The average interest rate on a 5/1 ARM sits at 2.93%, higher than the 52-week low of 2.83%. Last week, the average rate was 4.07%.

Borrowers with a 5/1 ARM of $100,000 with today’s interest rate of 2.93% will pay $418 per month in principal and interest.

When Refinancing Makes Sense

You may want to refinance your home, when you can lower your interest rate, reduce monthly payments or pay off your mortgage sooner. You may want to use a cash-out finance to access your home’s equity or take out a new loan to eliminate private mortgage insurance (PMI).

Refinancing your mortgage can make sense if you plan to remain in your home for a number of years.
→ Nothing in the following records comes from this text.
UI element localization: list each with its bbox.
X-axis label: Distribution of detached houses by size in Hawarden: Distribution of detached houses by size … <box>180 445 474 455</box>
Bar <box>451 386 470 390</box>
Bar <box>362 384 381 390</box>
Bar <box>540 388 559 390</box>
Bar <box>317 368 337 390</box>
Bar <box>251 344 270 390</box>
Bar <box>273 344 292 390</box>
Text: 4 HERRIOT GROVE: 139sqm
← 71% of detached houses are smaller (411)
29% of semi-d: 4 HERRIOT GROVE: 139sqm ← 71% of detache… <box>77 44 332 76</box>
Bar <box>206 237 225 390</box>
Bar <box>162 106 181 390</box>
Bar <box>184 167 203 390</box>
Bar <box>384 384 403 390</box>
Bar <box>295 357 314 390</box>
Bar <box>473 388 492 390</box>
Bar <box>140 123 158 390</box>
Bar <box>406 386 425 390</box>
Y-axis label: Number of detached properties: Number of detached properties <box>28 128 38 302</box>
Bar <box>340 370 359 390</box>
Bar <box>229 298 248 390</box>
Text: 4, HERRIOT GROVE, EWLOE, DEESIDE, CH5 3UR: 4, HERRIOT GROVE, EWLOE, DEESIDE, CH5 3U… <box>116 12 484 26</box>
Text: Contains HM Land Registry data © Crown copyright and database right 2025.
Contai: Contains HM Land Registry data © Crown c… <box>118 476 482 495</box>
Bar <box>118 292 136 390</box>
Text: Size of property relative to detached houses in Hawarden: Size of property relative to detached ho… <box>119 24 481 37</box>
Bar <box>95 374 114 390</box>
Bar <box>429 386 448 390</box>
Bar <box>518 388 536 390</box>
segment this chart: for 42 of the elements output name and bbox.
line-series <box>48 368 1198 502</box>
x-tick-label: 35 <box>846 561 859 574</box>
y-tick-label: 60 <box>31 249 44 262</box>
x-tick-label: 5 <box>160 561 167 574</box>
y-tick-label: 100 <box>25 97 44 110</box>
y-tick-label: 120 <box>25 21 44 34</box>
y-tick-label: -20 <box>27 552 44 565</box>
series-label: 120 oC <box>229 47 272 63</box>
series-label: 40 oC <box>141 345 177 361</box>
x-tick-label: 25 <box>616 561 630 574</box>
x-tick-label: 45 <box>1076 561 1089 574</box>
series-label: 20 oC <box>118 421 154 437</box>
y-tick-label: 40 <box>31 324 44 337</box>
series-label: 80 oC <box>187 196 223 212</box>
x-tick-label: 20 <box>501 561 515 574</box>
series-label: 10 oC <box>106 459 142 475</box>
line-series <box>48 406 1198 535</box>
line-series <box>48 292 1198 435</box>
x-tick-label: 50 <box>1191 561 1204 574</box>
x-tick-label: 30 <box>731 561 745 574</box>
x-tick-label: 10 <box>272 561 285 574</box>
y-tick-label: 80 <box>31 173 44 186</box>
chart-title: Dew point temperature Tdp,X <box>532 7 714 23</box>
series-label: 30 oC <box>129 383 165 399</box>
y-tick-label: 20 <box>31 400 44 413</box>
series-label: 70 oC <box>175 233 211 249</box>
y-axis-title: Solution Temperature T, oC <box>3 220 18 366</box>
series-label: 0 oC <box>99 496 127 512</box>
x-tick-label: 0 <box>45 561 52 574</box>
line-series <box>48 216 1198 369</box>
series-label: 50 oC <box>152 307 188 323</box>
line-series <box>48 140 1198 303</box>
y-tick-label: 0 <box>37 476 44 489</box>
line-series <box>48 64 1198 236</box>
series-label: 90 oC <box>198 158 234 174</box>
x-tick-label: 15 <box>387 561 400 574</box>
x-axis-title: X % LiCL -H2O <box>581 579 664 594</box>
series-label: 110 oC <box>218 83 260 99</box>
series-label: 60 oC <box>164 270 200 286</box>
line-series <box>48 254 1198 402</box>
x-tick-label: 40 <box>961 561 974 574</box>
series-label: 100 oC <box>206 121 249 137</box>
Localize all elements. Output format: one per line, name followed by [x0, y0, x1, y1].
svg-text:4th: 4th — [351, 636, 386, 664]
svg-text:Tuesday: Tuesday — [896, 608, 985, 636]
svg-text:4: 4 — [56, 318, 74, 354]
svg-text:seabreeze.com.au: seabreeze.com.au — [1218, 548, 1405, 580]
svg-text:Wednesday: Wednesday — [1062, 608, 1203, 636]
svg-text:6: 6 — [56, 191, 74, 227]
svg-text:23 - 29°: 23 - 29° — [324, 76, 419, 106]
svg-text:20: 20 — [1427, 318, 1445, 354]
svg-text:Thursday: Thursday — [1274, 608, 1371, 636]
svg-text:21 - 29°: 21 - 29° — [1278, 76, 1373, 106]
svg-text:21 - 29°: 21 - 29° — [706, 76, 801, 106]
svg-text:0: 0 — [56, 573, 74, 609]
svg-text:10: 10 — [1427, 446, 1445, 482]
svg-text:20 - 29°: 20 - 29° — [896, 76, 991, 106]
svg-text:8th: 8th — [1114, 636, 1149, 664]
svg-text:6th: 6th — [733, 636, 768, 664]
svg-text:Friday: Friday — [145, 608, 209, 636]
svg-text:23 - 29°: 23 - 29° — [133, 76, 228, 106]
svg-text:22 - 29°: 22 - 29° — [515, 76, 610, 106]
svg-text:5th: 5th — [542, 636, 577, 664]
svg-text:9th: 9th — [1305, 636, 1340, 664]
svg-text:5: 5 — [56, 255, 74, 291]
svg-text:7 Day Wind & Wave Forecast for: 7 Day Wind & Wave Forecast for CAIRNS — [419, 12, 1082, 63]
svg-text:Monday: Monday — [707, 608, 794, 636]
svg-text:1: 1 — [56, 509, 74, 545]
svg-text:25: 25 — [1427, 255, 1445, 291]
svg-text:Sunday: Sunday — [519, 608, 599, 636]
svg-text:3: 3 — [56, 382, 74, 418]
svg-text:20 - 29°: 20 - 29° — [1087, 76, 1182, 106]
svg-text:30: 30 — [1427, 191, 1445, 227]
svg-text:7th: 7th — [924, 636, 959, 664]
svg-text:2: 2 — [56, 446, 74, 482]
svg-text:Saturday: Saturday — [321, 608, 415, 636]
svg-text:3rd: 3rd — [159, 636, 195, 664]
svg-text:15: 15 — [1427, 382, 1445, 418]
There is, after all, a cost to refinancing that will take some time to recoup. You’ll need to know the loan’s closing costs to calculate the break-even point where your savings from a lower interest rate exceed your closing costs. You can calculate this by dividing your closing costs by the monthly savings from your new payment.

Our mortgage refinance calculator could help you determine if refinancing is right for you.

How to Qualify for the Best Refinance Rates

Much like when you shopped for a mortgage when purchasing your home, when you refinance here’s how you can find the lowest refinance rate:

  • Maintain a good credit score
  • Consider a shorter-term loan
  • Lower your debt-to-income ratio
  • Monitor mortgage rates

A solid credit score isn’t a guarantee that you’ll get your refinance approved or score the lowest rate, but it could make your path easier. Lenders are also more likely to approve you if you don’t have excessive monthly debt. You also should keep an eye on mortgage rates for various loan terms. They fluctuate frequently, and loans that need to be paid off sooner tend to charge lower interest rates.